Zachowanie Marioli dziwiło inne kuracjuszki, nie mogły zrozumieć jak mogła odmówić tak przystojnemu doktorowi. Zazdrościły jej powodzenia.
- Postanowiłam, że moja noga więcej w tym sanatorium nie postanie - kwituje cała sprawę Mariola Cywińska. - Lekarz jest tam na etacie, a ja nie chce go spotkać. Mam niemiłe wspomnienia.
Przypadek Marioli nie jest odosobniony. Niejeden lekarz korzysta z wszelkich seksualnych okazji. W sanatorium nikogo to nie dziwi. Seks uprawiają lekarze, obsługa, kuracjusze. Wielu przyjeżdża tu po uciechy erotyczne. Współżycie jest normą. Jak można, to przecież trzeba korzystać.
- Mnie specjalnie takie zachowanie nie zaskakuje - tłumaczy Edmund Wasowski, od kilku lat dorabia w jednym z sanatoriów - Choć sam tego nie robię, znam wielu lekarzy, którzy właśnie w ten sposób urozmaicają sobie monotonię pracy. Zresztą, prawdę mówiąc, czasem jest trudno odmówić. Chętnych do miłości jest mnóstwo. Propozycji seksualnych miałem już bez liku. Stosunek bardzo popularny
Życie uczuciowo-erotyczne w polskich sanatoriach dotychczas owiane było nutką tajemnicy. Dziś jednak już wiemy nieco więcej na ten temat. Seksuolog i doradca rodzinny prof. Zbigniew Izdebski postanowił zgłębić temat. Przeprowadził badanie wśród męskiej części kuracjuszy, które miało na celu poznanie ich motywacji przyjazdu i zachowań seksualnych.
Okazało się, że do aktywności erotycznej podczas pobytu w sanatorium przyznaje się, co siódmy badany. Zdecydowana większość anonimowych respondentów stwierdziła, że głównym celem wyjazdu do sanatorium było leczenie. Na końcu wymieniano przeżycie romansu, seksu. Jednak, co piąty kuracjusz przyznał, że zawarł tam bliską znajomość z kobietą, zaś 7% stwierdziło, że zaangażowało się uczuciowo. Podczas pobytu w sanatorium flirtowało 60% zbadanych kuracjuszy, całowało się 58%. Natomiast stosunek seksualny miało 33%. Dotykaniem części intymnych partnerki poszczyciło się 28% badanych mężczyzn. Seks oralny miało 8%, a analny 3%. Do masturbacji podczas gorących, samotnych nocy przyznało się 2%. Tylko 12% nie wiedziało, co odpowiedzieć na postawione w badaniu pytania.

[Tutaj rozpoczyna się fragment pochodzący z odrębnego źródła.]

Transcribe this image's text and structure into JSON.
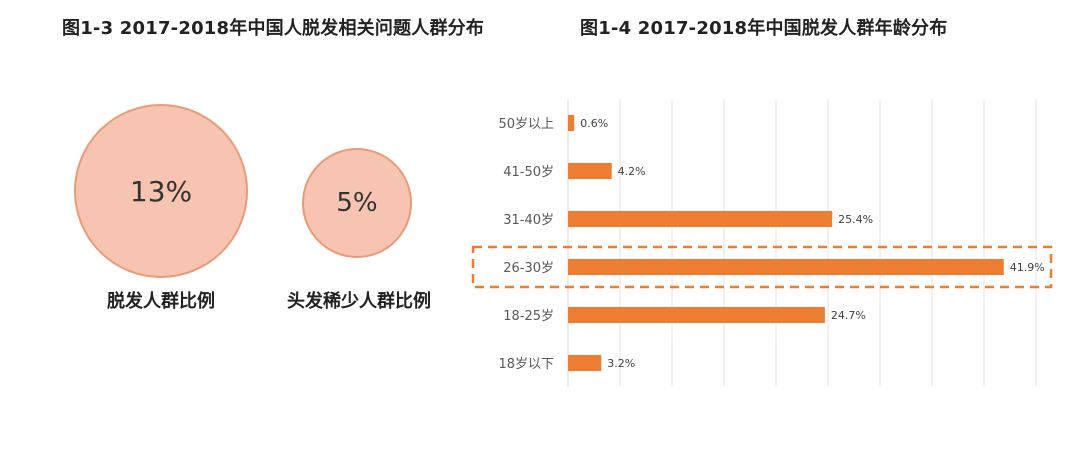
{
  "left_figure": {
    "title": "图1-3 2017-2018年中国人脱发相关问题人群分布",
    "bubbles": [
      {
        "value": "13%",
        "label": "脱发人群比例",
        "color": "#f6c4b0"
      },
      {
        "value": "5%",
        "label": "头发稀少人群比例",
        "color": "#f6c4b0"
      }
    ]
  },
  "right_figure": {
    "title": "图1-4 2017-2018年中国脱发人群年龄分布"
  },
  "chart_data": {
    "type": "bar",
    "orientation": "horizontal",
    "categories": [
      "50岁以上",
      "41-50岁",
      "31-40岁",
      "26-30岁",
      "18-25岁",
      "18岁以下"
    ],
    "values": [
      0.6,
      4.2,
      25.4,
      41.9,
      24.7,
      3.2
    ],
    "value_labels": [
      "0.6%",
      "4.2%",
      "25.4%",
      "41.9%",
      "24.7%",
      "3.2%"
    ],
    "unit": "%",
    "xlim": [
      0,
      45
    ],
    "grid": true,
    "highlighted_category": "26-30岁",
    "bar_color": "#ed7d31",
    "highlight_color": "#ed7d31"
  }
}
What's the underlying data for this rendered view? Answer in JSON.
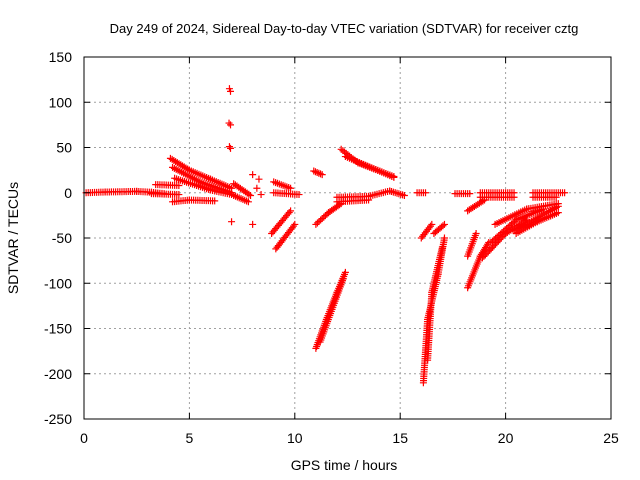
{
  "chart_data": {
    "type": "scatter",
    "title": "Day 249 of 2024, Sidereal Day-to-day VTEC variation (SDTVAR) for receiver cztg",
    "xlabel": "GPS time / hours",
    "ylabel": "SDTVAR / TECUs",
    "xlim": [
      0,
      25
    ],
    "ylim": [
      -250,
      150
    ],
    "xticks": [
      0,
      5,
      10,
      15,
      20,
      25
    ],
    "yticks": [
      150,
      100,
      50,
      0,
      -50,
      -100,
      -150,
      -200,
      -250
    ],
    "grid": true,
    "marker": "+",
    "color": "#ff0000",
    "series": [
      {
        "name": "flat-0-4",
        "segments": [
          [
            0.1,
            0.0,
            1.0,
            0.8
          ],
          [
            1.0,
            0.8,
            2.5,
            1.5
          ],
          [
            2.5,
            1.5,
            3.2,
            0.5
          ],
          [
            3.2,
            0.5,
            3.8,
            -1.0
          ]
        ]
      },
      {
        "name": "flat-3.5-4.5",
        "segments": [
          [
            3.4,
            9.0,
            4.5,
            8.0
          ],
          [
            3.2,
            -1.0,
            4.5,
            -2.0
          ]
        ]
      },
      {
        "name": "arc-4-7-upper",
        "segments": [
          [
            4.1,
            38.0,
            5.0,
            25.0
          ],
          [
            5.0,
            25.0,
            6.0,
            15.0
          ],
          [
            6.0,
            15.0,
            7.0,
            5.0
          ]
        ]
      },
      {
        "name": "arc-4-7-mid",
        "segments": [
          [
            4.2,
            28.0,
            5.5,
            12.0
          ],
          [
            5.5,
            12.0,
            7.0,
            0.0
          ]
        ]
      },
      {
        "name": "arc-4-7-low",
        "segments": [
          [
            4.3,
            16.0,
            6.0,
            3.0
          ],
          [
            6.0,
            3.0,
            7.0,
            -2.0
          ]
        ]
      },
      {
        "name": "dip-4-6",
        "segments": [
          [
            4.2,
            -10.0,
            5.0,
            -8.0
          ],
          [
            5.0,
            -8.0,
            6.2,
            -9.0
          ]
        ]
      },
      {
        "name": "spike-7",
        "points": [
          [
            6.9,
            115.0
          ],
          [
            6.95,
            112.0
          ],
          [
            6.88,
            77.0
          ],
          [
            6.95,
            75.0
          ],
          [
            6.9,
            51.0
          ],
          [
            6.95,
            49.0
          ],
          [
            7.0,
            -32.0
          ],
          [
            8.0,
            -35.0
          ],
          [
            8.0,
            20.0
          ],
          [
            8.3,
            15.0
          ],
          [
            8.2,
            5.0
          ],
          [
            8.4,
            -2.0
          ]
        ]
      },
      {
        "name": "cluster-7-8",
        "segments": [
          [
            7.1,
            10.0,
            7.9,
            -3.0
          ],
          [
            7.1,
            -3.0,
            7.8,
            -10.0
          ]
        ]
      },
      {
        "name": "seg-9-10",
        "segments": [
          [
            9.0,
            12.0,
            9.8,
            5.0
          ],
          [
            9.0,
            0.0,
            10.2,
            -2.0
          ]
        ]
      },
      {
        "name": "falls-9-10",
        "segments": [
          [
            9.8,
            -20.0,
            8.9,
            -45.0
          ],
          [
            10.0,
            -35.0,
            9.1,
            -62.0
          ]
        ]
      },
      {
        "name": "seg-11-tiny",
        "segments": [
          [
            10.9,
            24.0,
            11.3,
            20.0
          ]
        ]
      },
      {
        "name": "deep-11",
        "segments": [
          [
            11.0,
            -172.0,
            11.5,
            -140.0
          ],
          [
            11.5,
            -140.0,
            12.0,
            -110.0
          ],
          [
            12.0,
            -110.0,
            12.4,
            -88.0
          ],
          [
            11.2,
            -165.0,
            12.3,
            -95.0
          ]
        ]
      },
      {
        "name": "mid-11-12",
        "segments": [
          [
            11.0,
            -35.0,
            11.6,
            -22.0
          ],
          [
            11.6,
            -22.0,
            12.2,
            -12.0
          ]
        ]
      },
      {
        "name": "upper-12-14",
        "segments": [
          [
            12.2,
            48.0,
            13.0,
            33.0
          ],
          [
            13.0,
            33.0,
            14.7,
            18.0
          ],
          [
            12.4,
            40.0,
            14.7,
            17.0
          ]
        ]
      },
      {
        "name": "flat-12-15",
        "segments": [
          [
            12.0,
            -5.0,
            13.5,
            -4.0
          ],
          [
            13.5,
            -4.0,
            14.5,
            2.0
          ],
          [
            14.5,
            2.0,
            15.2,
            -3.0
          ],
          [
            12.0,
            -10.0,
            13.5,
            -8.0
          ]
        ]
      },
      {
        "name": "flat-15-16",
        "segments": [
          [
            15.8,
            0.0,
            16.2,
            0.0
          ]
        ]
      },
      {
        "name": "deep-16",
        "segments": [
          [
            16.1,
            -210.0,
            16.3,
            -140.0
          ],
          [
            16.3,
            -140.0,
            16.8,
            -90.0
          ],
          [
            16.8,
            -90.0,
            17.1,
            -50.0
          ],
          [
            16.3,
            -185.0,
            16.5,
            -110.0
          ],
          [
            16.5,
            -110.0,
            17.0,
            -60.0
          ]
        ]
      },
      {
        "name": "mid-16",
        "segments": [
          [
            16.0,
            -50.0,
            16.5,
            -35.0
          ],
          [
            16.6,
            -45.0,
            17.1,
            -35.0
          ]
        ]
      },
      {
        "name": "flat-17.5-19",
        "segments": [
          [
            17.6,
            -1.0,
            18.3,
            -1.0
          ],
          [
            18.8,
            0.0,
            20.4,
            0.0
          ],
          [
            18.8,
            -5.0,
            20.4,
            -5.0
          ]
        ]
      },
      {
        "name": "seg-18-low",
        "segments": [
          [
            18.2,
            -20.0,
            19.0,
            -8.0
          ]
        ]
      },
      {
        "name": "deep-18",
        "segments": [
          [
            18.2,
            -105.0,
            18.8,
            -70.0
          ],
          [
            18.8,
            -70.0,
            19.2,
            -55.0
          ],
          [
            18.2,
            -70.0,
            18.6,
            -45.0
          ]
        ]
      },
      {
        "name": "arc-19-22",
        "segments": [
          [
            18.9,
            -72.0,
            20.0,
            -45.0
          ],
          [
            20.0,
            -45.0,
            21.0,
            -30.0
          ],
          [
            19.3,
            -55.0,
            20.5,
            -30.0
          ],
          [
            20.5,
            -30.0,
            21.8,
            -18.0
          ],
          [
            19.5,
            -35.0,
            21.0,
            -18.0
          ],
          [
            21.0,
            -18.0,
            22.5,
            -12.0
          ],
          [
            20.4,
            -42.0,
            22.5,
            -15.0
          ]
        ]
      },
      {
        "name": "arc-20-22-low",
        "segments": [
          [
            20.5,
            -45.0,
            21.5,
            -32.0
          ],
          [
            21.5,
            -32.0,
            22.5,
            -22.0
          ]
        ]
      },
      {
        "name": "flat-21-23",
        "segments": [
          [
            21.3,
            0.0,
            22.8,
            0.0
          ],
          [
            21.3,
            -5.0,
            22.4,
            -5.0
          ]
        ]
      }
    ]
  }
}
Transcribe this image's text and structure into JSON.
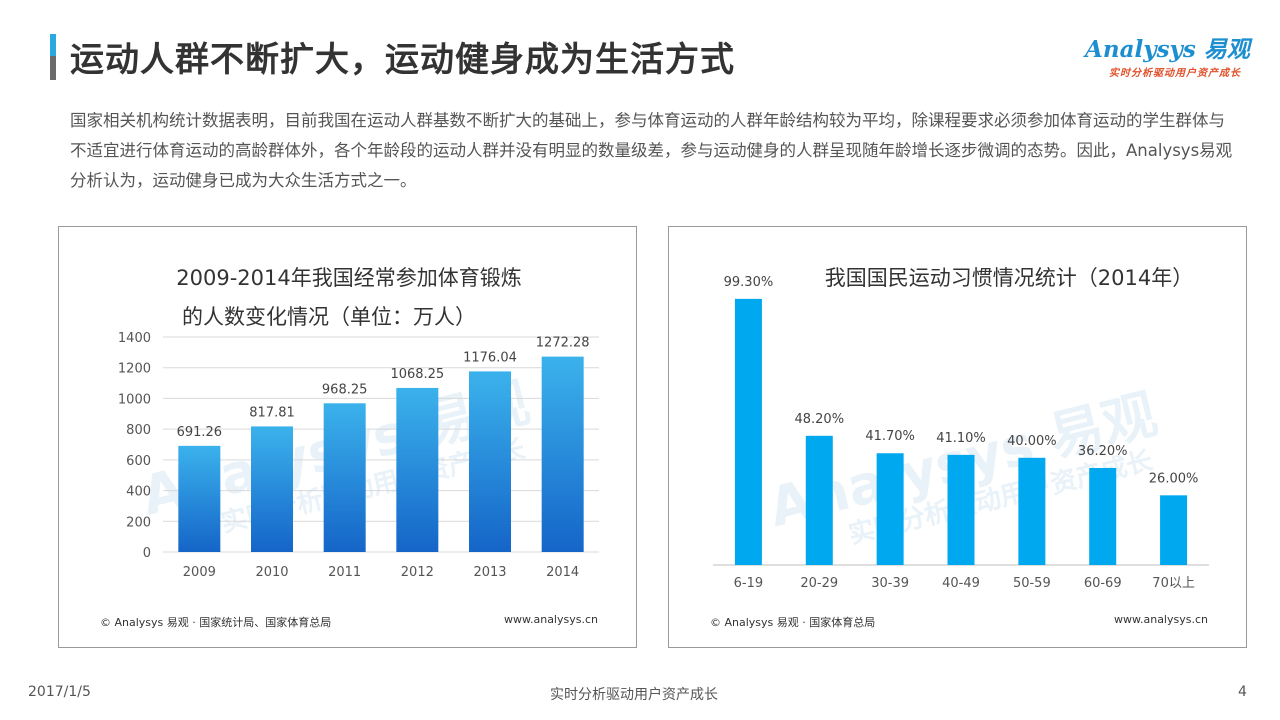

Kuracjuszy można podzielić na trzy grupy. Tych, którzy przyjeżdżają się leczyć. Takich, którzy w końcu mają spokój bo partner nie patrzy i mogą robić co chcą. Trzecia grupa to ci, którzy przyjechali romansować. Zwykle grupy się mieszają. Ci co romansują też się leczą, a ci co korzystają z uciech, romansują.
Często zdarza się, że ludzie, którzy przyjeżdżają do sanatorium, chcą po prostu korzystać z życia. Przeżywają drugą młodość. Zabiegi, masaże wprawiają ich w dobry nastrój i dają się ponieść fantazji. Korzystają z tego wszyscy. Pacjenci i lekarze. Bawią się przy tym doskonale. Szkoda tylko, że niektórzy zapominają o tym, że nie wszyscy są tu w celach erotycznych. Część z przyjezdnych chce się po prostu leczyć.